Wednesday 21 March 2018

Oorlogswinter (Martin Koolhoven, 2008)


I think I'm correct in saying that the very last article I wrote for iet and Freek's Holland Focus was a review of Martin Koolhoven's Brimstone.  I recently noticed the DVD release of that film on a supermarket shelf, and although it's not a movie I want to revisit especially soon (if at all), it prompted me to dig out Koolhoven's previous effort Oorlogswinter.  It's hard to believe that this film is now a decade old (Koolhoven let a full eight years pass between Oorlogswinter and its successor), and if you've never seen it, the tenth anniversary of the movie marks as good a time as any to familiarise yourself with a work that's greatly superior to the bloated, gruelling Brimstone.

Michiel (Martijn Lakemeier) is a Dutch teenager living under the Nazi occupation of WW2; he resents his mayor father (Raymond Thiry) for co-operating with the occupiers, but is in awe of his Uncle Ben (Yorick van Wageningen), who is part of the Dutch resistance.  As the Nazis clamp down on the resistance, Michiel finds himself privy to a piece of highly sensitive information regarding the location of RAF pilot Jack (Jamie Campbell Bower), who was shot down and has been hiding out in the woods.  Michiel finds the pilot and supplies him with food and medical assistance - the latter courtesy of Michiel's nurse sister Erica (Diep's Melody Klaver, excellent), who is attracted to the injured British airman.  Jack is desperate to get across the river to Zwolle, and Michiel risks (and loses) a lot in an effort to make the perilous crossing possible. 

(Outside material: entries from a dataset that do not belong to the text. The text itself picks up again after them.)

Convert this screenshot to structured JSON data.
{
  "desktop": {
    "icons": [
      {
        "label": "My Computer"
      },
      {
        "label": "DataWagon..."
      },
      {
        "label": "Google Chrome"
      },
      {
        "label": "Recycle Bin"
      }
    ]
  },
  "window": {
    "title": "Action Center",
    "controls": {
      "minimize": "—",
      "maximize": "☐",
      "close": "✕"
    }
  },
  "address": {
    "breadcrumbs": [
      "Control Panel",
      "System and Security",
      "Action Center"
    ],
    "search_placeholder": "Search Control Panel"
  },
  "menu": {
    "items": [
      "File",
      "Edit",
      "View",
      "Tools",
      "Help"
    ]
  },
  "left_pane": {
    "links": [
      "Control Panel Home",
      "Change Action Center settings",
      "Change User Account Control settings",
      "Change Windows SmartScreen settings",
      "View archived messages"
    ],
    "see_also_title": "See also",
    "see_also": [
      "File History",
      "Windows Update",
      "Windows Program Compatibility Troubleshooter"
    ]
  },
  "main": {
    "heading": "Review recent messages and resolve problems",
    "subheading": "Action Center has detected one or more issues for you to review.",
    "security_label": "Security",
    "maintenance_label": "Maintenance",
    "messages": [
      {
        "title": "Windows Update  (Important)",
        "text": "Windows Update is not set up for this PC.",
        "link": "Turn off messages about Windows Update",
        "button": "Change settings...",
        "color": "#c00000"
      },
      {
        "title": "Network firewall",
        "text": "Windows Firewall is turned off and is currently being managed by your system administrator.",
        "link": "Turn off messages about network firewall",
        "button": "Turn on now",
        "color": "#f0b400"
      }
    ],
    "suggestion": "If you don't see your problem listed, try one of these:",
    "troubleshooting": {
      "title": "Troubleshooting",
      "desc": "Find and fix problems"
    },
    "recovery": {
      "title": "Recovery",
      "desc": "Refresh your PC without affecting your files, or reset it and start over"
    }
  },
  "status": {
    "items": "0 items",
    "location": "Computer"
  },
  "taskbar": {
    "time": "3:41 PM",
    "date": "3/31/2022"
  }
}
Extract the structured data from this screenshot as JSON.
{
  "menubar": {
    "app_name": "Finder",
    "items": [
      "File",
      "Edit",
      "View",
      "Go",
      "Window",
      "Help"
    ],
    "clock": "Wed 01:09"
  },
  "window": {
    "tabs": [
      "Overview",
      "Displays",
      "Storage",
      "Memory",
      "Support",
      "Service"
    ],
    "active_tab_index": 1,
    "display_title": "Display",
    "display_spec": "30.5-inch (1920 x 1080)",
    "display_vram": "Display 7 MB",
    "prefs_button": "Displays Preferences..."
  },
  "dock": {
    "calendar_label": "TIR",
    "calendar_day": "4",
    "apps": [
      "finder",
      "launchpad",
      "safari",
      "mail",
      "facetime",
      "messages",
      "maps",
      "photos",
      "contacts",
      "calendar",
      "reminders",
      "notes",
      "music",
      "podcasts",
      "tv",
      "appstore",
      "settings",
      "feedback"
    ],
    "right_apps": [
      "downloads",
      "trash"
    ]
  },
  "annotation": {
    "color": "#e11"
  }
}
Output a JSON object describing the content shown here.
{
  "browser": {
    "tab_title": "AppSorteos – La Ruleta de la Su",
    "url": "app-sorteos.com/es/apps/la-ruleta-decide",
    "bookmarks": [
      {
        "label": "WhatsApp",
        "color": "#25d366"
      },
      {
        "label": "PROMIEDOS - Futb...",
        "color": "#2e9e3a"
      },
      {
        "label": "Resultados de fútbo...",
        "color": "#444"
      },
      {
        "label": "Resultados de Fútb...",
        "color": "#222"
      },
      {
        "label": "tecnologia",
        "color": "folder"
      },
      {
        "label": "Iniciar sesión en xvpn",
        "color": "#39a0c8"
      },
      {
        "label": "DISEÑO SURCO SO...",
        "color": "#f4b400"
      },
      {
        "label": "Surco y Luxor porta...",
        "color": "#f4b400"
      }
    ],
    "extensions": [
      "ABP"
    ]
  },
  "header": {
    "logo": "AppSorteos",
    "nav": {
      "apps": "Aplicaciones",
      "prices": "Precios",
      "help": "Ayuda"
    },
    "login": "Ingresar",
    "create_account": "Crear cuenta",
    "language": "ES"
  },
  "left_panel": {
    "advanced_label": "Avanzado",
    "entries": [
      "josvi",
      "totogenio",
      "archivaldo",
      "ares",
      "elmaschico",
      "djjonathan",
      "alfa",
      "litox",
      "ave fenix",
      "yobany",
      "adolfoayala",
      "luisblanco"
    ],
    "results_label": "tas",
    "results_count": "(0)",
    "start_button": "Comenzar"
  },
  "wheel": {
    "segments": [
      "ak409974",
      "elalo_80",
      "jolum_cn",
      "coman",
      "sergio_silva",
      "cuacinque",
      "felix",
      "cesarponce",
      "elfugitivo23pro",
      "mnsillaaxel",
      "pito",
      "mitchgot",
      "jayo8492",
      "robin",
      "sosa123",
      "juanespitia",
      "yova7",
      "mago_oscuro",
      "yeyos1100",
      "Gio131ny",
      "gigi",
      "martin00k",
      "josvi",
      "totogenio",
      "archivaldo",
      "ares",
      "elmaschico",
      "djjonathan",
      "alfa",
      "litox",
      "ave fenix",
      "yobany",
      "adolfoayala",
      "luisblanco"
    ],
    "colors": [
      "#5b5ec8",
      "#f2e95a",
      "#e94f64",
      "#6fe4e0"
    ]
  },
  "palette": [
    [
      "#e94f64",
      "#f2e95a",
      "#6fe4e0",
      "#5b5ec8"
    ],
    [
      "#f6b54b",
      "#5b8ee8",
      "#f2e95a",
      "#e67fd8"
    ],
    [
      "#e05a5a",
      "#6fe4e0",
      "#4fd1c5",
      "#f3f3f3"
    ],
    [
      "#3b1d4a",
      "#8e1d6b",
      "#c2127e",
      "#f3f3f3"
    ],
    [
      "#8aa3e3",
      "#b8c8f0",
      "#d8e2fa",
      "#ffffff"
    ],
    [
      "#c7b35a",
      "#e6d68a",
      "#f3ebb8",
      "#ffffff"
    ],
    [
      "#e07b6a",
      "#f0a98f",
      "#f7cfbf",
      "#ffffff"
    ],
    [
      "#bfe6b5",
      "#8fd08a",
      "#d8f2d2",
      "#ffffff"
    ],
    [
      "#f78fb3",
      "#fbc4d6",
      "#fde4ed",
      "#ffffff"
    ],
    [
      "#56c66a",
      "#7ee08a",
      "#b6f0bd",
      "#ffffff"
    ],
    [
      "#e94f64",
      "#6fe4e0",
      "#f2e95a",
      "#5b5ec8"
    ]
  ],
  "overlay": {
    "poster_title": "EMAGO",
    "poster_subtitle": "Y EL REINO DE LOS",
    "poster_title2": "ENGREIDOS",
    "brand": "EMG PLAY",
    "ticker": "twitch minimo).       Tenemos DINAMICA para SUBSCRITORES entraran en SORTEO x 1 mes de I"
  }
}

With its focus on a boy enduring and fighting the Nazi occupation, Koolhoven's film carries echoes of Elem Klimov's masterpiece Come and See.  Klimov's film - which is one of the greatest war films ever made, and one you should seek out if you haven't already done so - appears to be an obvious reference point, although Koolhoven's treatment of the subject is far more traditional.  Which is almost a given; few films contain the nightmarish, hallucinatory qualities of Klimov's Byelorussian-set shocker.  But Koolhoven pulls off a trick much like one Klimov achieved in Come and See in showing a young protagonist dramatically age as he's exposed to the cumulative horrors of the war.  While Koolhoven's take on this isn't so spectacular or traumatic, the Michiel seen laughing and playing at the start of the film is soon replaced by an overburdened young man, and we do wonder if this visibly careworn figure can recapture any of his boyhood innocence.  Lakemeier is superb here, and he's entirely convincing as a boy growing up far too quickly.

While the film appears to settle down into something formulaic, the latter stages feature some real white-knuckle tension and several developments which haven't been obviously telegraphed.  Koolhoven may have dressed up his film as a routine WW2 tale, but it's perhaps this reassurance of sorts which enables him to pull the rug from under us (more than once) as the movie heads towards its dénouement.  The film gives the overall impression of merely being a solid, well-crafted tale, yet the more thought you give to it the more you notice the interesting flourishes Koolhoven has brought to proceedings.  Hindsight allows us to clearly see that this director has much more talent than his most recent film might suggest, but he needs to employ the kind of restraint which is present here yet is sorely lacking in the unbridled, overcooked BrimstoneOorlogswinter, which is based on Jan Terlouw's 1972 book of the same name, also demonstrates a fine economy of storytelling - a lot is packed into less than 100 minutes, whereas Brimstone took an awfully long time to get where it was going.

It might seem unfair to repeatedly, unfavourably compare Brimstone to Oorlogswinter, as beyond sharing a director there is not much else to link the two films.  But thinking of Koolhoven's career, it is disappointing that he didn't build on all the fine things he did with Oorlogswinter.  Clearly, he sees himself as an auteur, even dispensing with his first name on the opening titles for Brimstone - but the Koolhoven brand presumably (and paradoxically) means little to the English-language market the director was looking to make inroads into.  It's by no means uncommon for a filmmaker to misfire when they move outside of working in their first language, but Oorlogswinter (which, incidentally, features a fair smattering of English dialogue) signalled a director who'd be sufficiently savvy to sidestep such pitfalls.

Nearly one million people saw Oorlogswinter when it was first released in Dutch and Belgian cinemas, but it's still a film that deserves to be seen far beyond its home territory; unfortunately, on more than one occasion it has found itself bundled into a WW2 box set alongside some low-quality straight-to-DVD titles, and it deserves much more than that.  The UK R2 standalone edition of the DVD (which features the original Dutch/English/German audio track, plus English subtitles) can usually be had for a reasonable price.